Era el enunciado de las noticias esa mañana. Sus pies trastabillaban en el suelo. Tenía una expresión consternada, incapaz de quitarle los ojos a la pantalla.

Pero no era porque el periodista estaba hablando del homicidio de un vago en el cementerio de trenes de la ciudad, no era porque la inseguridad en las calles aumentaba junto con la paranoia colectiva, y no era porque se trataba de un nuevo asesino en serie del que la gente comenzaba a preocuparse cada vez más; si no por algo mucho más doméstico y ordinario que eso.

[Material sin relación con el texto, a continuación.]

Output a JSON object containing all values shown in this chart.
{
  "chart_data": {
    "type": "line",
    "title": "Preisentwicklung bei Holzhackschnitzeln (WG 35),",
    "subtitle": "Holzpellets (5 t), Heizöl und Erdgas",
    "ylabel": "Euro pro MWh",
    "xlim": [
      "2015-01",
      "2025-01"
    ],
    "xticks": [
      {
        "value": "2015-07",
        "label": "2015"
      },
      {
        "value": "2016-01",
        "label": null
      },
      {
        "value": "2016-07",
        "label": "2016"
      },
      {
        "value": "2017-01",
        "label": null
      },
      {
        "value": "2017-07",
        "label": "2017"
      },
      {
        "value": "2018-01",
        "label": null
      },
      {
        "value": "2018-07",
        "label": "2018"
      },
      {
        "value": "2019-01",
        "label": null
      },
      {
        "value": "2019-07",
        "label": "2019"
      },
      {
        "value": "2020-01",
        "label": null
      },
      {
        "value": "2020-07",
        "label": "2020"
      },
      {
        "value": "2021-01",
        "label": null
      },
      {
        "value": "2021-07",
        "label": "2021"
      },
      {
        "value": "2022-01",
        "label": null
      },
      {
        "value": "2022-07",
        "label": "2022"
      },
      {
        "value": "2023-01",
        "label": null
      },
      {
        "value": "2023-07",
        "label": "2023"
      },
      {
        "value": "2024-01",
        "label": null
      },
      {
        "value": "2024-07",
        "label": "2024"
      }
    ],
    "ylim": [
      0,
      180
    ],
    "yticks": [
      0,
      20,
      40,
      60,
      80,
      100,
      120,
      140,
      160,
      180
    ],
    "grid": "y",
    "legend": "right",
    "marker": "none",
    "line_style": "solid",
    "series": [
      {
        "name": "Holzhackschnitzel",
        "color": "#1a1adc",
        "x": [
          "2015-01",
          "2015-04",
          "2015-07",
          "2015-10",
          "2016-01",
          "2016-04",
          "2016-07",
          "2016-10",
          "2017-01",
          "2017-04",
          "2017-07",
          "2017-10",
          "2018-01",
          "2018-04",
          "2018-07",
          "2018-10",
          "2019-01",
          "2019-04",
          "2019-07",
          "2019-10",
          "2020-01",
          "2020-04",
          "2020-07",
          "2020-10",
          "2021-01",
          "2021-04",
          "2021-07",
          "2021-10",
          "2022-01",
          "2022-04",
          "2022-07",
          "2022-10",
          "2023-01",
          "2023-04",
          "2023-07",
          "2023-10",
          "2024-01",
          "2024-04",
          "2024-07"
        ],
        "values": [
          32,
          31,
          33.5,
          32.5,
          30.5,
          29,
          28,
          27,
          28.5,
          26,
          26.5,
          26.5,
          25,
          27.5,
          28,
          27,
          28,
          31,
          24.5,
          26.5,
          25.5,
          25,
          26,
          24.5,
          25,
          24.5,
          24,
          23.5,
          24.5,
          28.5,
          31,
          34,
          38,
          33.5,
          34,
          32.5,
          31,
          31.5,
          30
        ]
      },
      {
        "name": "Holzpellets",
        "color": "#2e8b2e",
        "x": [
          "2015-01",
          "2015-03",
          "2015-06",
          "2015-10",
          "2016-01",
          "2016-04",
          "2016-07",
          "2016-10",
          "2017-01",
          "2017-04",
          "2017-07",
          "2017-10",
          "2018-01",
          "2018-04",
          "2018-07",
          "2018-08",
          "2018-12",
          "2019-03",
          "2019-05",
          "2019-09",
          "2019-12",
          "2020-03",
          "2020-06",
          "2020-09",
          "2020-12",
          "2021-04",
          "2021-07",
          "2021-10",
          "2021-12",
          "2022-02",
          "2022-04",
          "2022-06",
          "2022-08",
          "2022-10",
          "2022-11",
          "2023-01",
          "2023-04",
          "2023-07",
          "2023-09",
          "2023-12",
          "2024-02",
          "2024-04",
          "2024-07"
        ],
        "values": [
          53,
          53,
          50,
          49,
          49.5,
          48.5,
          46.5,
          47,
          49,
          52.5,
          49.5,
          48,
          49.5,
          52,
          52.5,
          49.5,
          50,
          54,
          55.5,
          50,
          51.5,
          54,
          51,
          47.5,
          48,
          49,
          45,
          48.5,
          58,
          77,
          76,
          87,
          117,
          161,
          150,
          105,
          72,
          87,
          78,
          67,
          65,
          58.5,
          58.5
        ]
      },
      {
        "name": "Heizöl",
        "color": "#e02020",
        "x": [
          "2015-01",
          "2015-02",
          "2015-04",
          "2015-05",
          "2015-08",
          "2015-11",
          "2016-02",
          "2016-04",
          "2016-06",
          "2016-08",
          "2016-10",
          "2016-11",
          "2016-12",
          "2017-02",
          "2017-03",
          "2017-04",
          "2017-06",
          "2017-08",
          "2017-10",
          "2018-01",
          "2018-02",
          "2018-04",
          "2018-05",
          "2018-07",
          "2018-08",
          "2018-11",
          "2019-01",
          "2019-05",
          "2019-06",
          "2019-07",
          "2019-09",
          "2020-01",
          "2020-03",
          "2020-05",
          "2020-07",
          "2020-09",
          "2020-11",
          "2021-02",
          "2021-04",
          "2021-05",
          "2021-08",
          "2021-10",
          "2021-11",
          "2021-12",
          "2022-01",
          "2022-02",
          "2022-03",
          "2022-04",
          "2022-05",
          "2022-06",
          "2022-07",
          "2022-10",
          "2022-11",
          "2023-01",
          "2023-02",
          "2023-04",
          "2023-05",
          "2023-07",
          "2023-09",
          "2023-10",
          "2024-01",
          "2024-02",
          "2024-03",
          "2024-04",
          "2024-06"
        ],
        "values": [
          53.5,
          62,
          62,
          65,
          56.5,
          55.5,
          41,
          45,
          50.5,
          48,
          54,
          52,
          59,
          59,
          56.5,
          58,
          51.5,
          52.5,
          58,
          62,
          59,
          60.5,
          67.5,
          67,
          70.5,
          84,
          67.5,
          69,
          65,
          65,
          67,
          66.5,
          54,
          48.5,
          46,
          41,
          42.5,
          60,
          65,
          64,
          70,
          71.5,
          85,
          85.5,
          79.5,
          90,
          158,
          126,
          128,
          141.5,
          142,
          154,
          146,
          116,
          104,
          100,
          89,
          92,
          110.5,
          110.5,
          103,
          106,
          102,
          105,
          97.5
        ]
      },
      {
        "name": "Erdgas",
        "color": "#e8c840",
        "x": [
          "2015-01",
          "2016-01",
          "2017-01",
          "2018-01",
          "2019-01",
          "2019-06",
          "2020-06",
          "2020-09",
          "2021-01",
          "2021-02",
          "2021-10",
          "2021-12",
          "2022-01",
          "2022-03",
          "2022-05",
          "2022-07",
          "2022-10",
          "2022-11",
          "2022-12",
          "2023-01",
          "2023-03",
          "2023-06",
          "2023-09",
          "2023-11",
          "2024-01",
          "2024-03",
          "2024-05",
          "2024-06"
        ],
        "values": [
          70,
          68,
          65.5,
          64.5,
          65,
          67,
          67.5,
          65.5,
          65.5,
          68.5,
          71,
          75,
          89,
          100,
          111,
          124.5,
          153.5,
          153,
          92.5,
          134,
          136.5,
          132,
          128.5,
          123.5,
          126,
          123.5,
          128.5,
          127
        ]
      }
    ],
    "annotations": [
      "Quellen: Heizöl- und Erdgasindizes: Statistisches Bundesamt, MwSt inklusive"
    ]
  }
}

—Ahora solo veo gris —dijo, solo en su sala, acompañado de un atroz silencio que lo puso aún más inquieto.

—… ¿De verdad? —Desde el otro lado, su amigo hacía las reparaciones.

—¡Sí!

—… Revisa ahora.

—¡Sigue igual, se ve gris! —refunfuñó, rastrillándose el pelo con los dedos y miró el reloj sobre la puerta principal.

«Maldita sea».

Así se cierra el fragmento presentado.